В своем письме леди Кэтрин писала:


Дорогой племянник!

Как ты понимаешь, твое письмо стало для меня настоящим шоком, однако могу заверить тебя и Элизабет, что, к счастью, я выдержала испытание. Хотя все-таки пришлось пригласить доктора Эвериджа, который похвалил меня за крепость духа. Не сомневайся, я в порядке. Смерть этого несчастного молодого человека (о котором я, конечно, ничего не знаю) неизбежно станет национальной сенсацией, которую трудно избежать, учитывая значение Пемберли. У мистера Уикхема, заслуженно арестованного полицией, прямо талант приносить неприятности и несчастья достойным людям, и я не могу отделаться от мысли, что потворство твоих родителей его детским капризам, о чем я часто серьезно говорила с леди Энн, лежит в основе его поздних проступков.
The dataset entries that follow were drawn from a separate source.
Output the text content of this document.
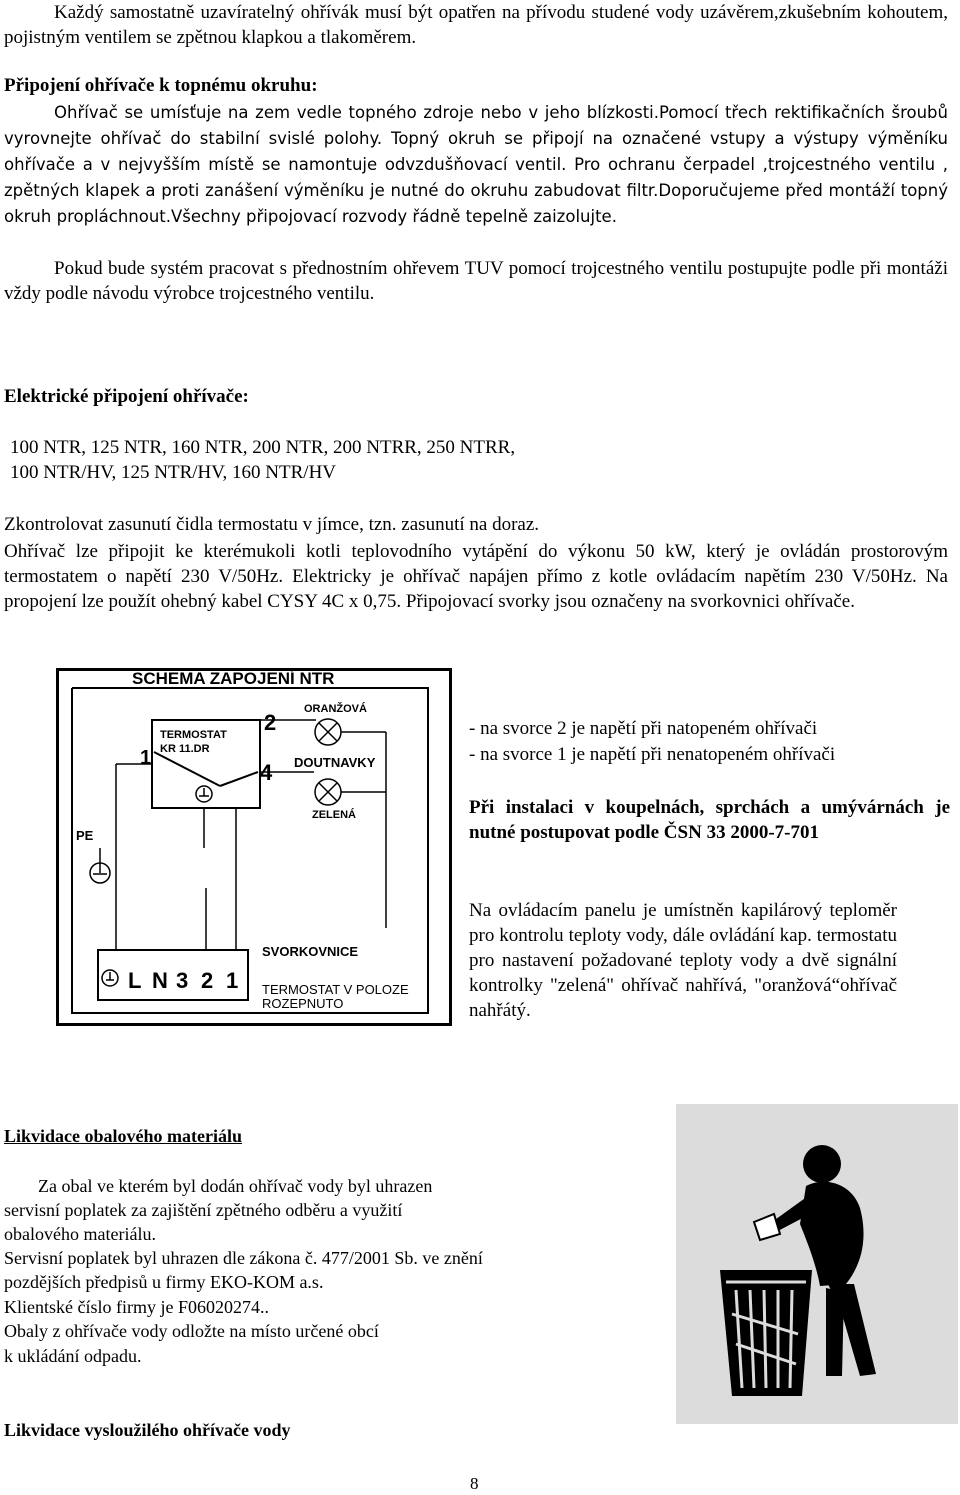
Každý samostatně uzavíratelný ohřívák musí být opatřen na přívodu studené vody uzávěrem,zkušebním kohoutem, pojistným ventilem se zpětnou klapkou a tlakoměrem.

Připojení ohřívače k topnému okruhu:

Ohřívač se umísťuje na zem vedle topného zdroje nebo v jeho blízkosti.Pomocí třech rektifikačních šroubů vyrovnejte ohřívač do stabilní svislé polohy. Topný okruh se připojí na označené vstupy a výstupy výměníku ohřívače a v nejvyšším místě se namontuje odvzdušňovací ventil. Pro ochranu čerpadel ,trojcestného ventilu , zpětných klapek a proti zanášení výměníku je nutné do okruhu zabudovat filtr.Doporučujeme před montáží topný okruh propláchnout.Všechny připojovací rozvody řádně tepelně zaizolujte.

Pokud bude systém pracovat s přednostním ohřevem TUV pomocí trojcestného ventilu postupujte podle při montáži vždy podle návodu výrobce trojcestného ventilu.

Elektrické připojení ohřívače:
100 NTR, 125 NTR, 160 NTR, 200 NTR, 200 NTRR, 250 NTRR,
100 NTR/HV, 125 NTR/HV, 160 NTR/HV
Zkontrolovat zasunutí čidla termostatu v jímce, tzn. zasunutí na doraz.

Ohřívač lze připojit ke kterémukoli kotli teplovodního vytápění do výkonu 50 kW, který je ovládán prostorovým termostatem o napětí 230 V/50Hz. Elektricky je ohřívač napájen přímo z kotle ovládacím napětím 230 V/50Hz. Na propojení lze použít ohebný kabel CYSY 4C x 0,75. Připojovací svorky jsou označeny na svorkovnici ohřívače.

SCHEMA ZAPOJENÍ NTR
TERMOSTAT
KR 11.DR
1
2
4
ORANŽOVÁ
DOUTNAVKY
ZELENÁ
PE
SVORKOVNICE
L N 3 2 1 TERMOSTAT V POLOZE
ROZEPNUTO
- na svorce 2 je napětí při natopeném ohřívači
- na svorce 1 je napětí při nenatopeném ohřívači

Při instalaci v koupelnách, sprchách a umývárnách je nutné postupovat podle ČSN 33 2000-7-701

Na ovládacím panelu je umístněn kapilárový teploměr pro kontrolu teploty vody, dále ovládání kap. termostatu pro nastavení požadované teploty vody a dvě signální kontrolky "zelená" ohřívač nahřívá, "oranžová“ohřívač nahřátý.

Likvidace obalového materiálu
Za obal ve kterém byl dodán ohřívač vody byl uhrazen
servisní poplatek za zajištění zpětného odběru a využití
obalového materiálu.
Servisní poplatek byl uhrazen dle zákona č. 477/2001 Sb. ve znění
pozdějších předpisů u firmy EKO-KOM a.s.
Klientské číslo firmy je F06020274..
Obaly z ohřívače vody odložte na místo určené obcí
k ukládání odpadu.
Likvidace vysloužilého ohřívače vody
8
Однако я верю, что хотя бы в этом чудовищном преступлении он не виновен, так как в противном случае тебе придется потратиться на адвоката: ведь он вследствие постыдной женитьбы на сестре твоей жены стал тебе родственником. Будем надеяться, что это не навредит тебе и твоим сыновьям. Тебе понадобится хороший адвокат. Ни в коем случае не нанимай кого-нибудь из местных; ты получишь ничтожество, сочетающее в себе неэффективность и необоснованные надежды на солидное вознаграждение. Я уступила бы тебе своего адвоката мистера Пегуорти, но он нужен сейчас здесь. Давний спор из-за границы с соседом, о котором тебе известно, достиг критического уровня: в прошлом месяце прискорбно участились вторжения на мою территорию. Я приехала бы сама – мистер Пегуорти говорит, будь я мужчиной и занимайся юриспруденцией, могла бы стать украшением английского суда, – но сейчас мое присутствие необходимо здесь. Если я буду ездить ко всем, кто нуждается в моем совете, то никогда не буду дома. Предлагаю тебе нанять адвоката из «Иннер-Темпл». Говорят, там настоящие джентльмены. Сошлись на меня, и тебя там прекрасно примут.
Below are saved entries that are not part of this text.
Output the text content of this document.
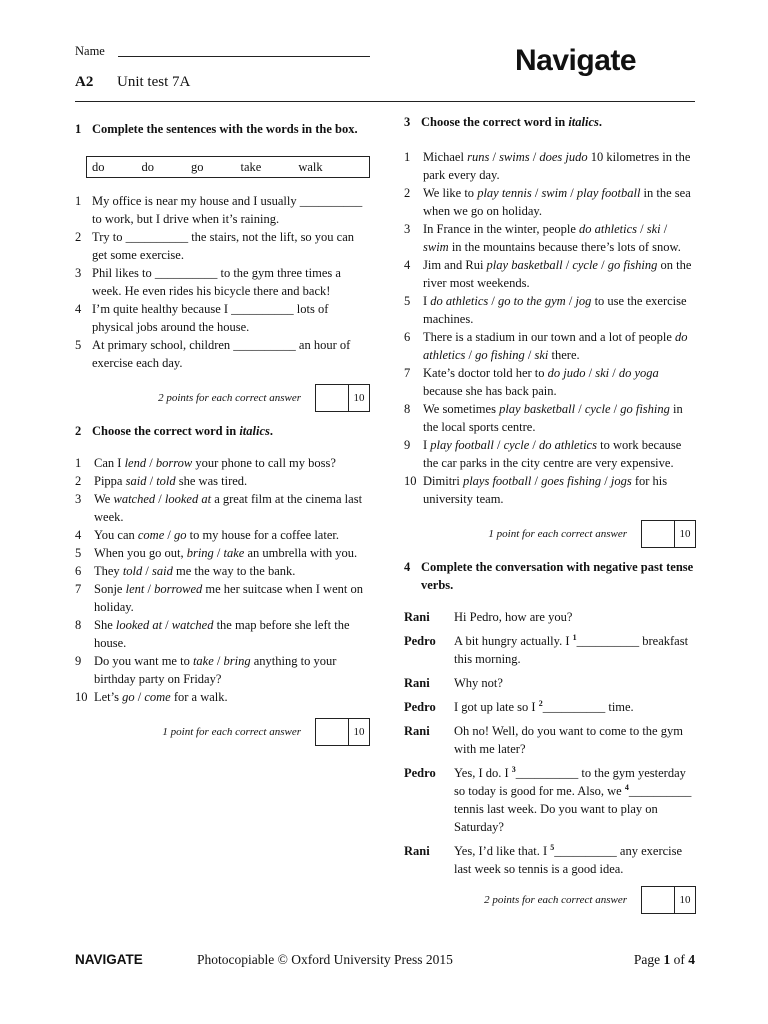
Name
A2 Unit test 7A
Navigate
1 Complete the sentences with the words in the box.
do	do	go	take	walk
1 My office is near my house and I usually __________ to work, but I drive when it’s raining.
2 Try to __________ the stairs, not the lift, so you can get some exercise.
3 Phil likes to __________ to the gym three times a week. He even rides his bicycle there and back!
4 I’m quite healthy because I __________ lots of physical jobs around the house.
5 At primary school, children __________ an hour of exercise each day.
2 points for each correct answer	10
2 Choose the correct word in italics.
1	Can I lend / borrow your phone to call my boss?
2	Pippa said / told she was tired.
3	We watched / looked at a great film at the cinema last week.
4	You can come / go to my house for a coffee later.
5	When you go out, bring / take an umbrella with you.
6	They told / said me the way to the bank.
7	Sonje lent / borrowed me her suitcase when I went on holiday.
8	She looked at / watched the map before she left the house.
9	Do you want me to take / bring anything to your birthday party on Friday?
10 Let’s go / come for a walk.
1 point for each correct answer	10
3 Choose the correct word in italics.
1	Michael runs / swims / does judo 10 kilometres in the park every day.
2	We like to play tennis / swim / play football in the sea when we go on holiday.
3	In France in the winter, people do athletics / ski / swim in the mountains because there’s lots of snow.
4	Jim and Rui play basketball / cycle / go fishing on the river most weekends.
5	I do athletics / go to the gym / jog to use the exercise machines.
6	There is a stadium in our town and a lot of people do athletics / go fishing / ski there.
7	Kate’s doctor told her to do judo / ski / do yoga because she has back pain.
8	We sometimes play basketball / cycle / go fishing in the local sports centre.
9	I play football / cycle / do athletics to work because the car parks in the city centre are very expensive.
10 Dimitri plays football / goes fishing / jogs for his university team.
1 point for each correct answer	10
4 Complete the conversation with negative past tense verbs.
Rani	Hi Pedro, how are you?
Pedro	A bit hungry actually. I $^1$__________ breakfast this morning.
Rani	Why not?
Pedro	I got up late so I $^2$__________ time.
Rani	Oh no! Well, do you want to come to the gym with me later?
Pedro	Yes, I do. I $^3$__________ to the gym yesterday so today is good for me. Also, we $^4$__________ tennis last week. Do you want to play on Saturday?
Rani	Yes, I’d like that. I $^5$__________ any exercise last week so tennis is a good idea.
2 points for each correct answer	10
NAVIGATE	Photocopiable © Oxford University Press 2015	Page 1 of 4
Я рассказала о произошедшем мистеру Коллинзу, так как это событие не утаить. Как священнослужитель, он изъявил желание написать вам свои обычные, наводящие тоску слова утешения, и я пошлю его письмо вместе со своим, потребовав только, чтобы оно не было слишком длинным.

Шлю мое искреннее сочувствие тебе и миссис Дарси. Без колебаний посылайте за мной, если дела примут плохой оборот, и я, бросив вызов осенним туманам, примчусь к вам.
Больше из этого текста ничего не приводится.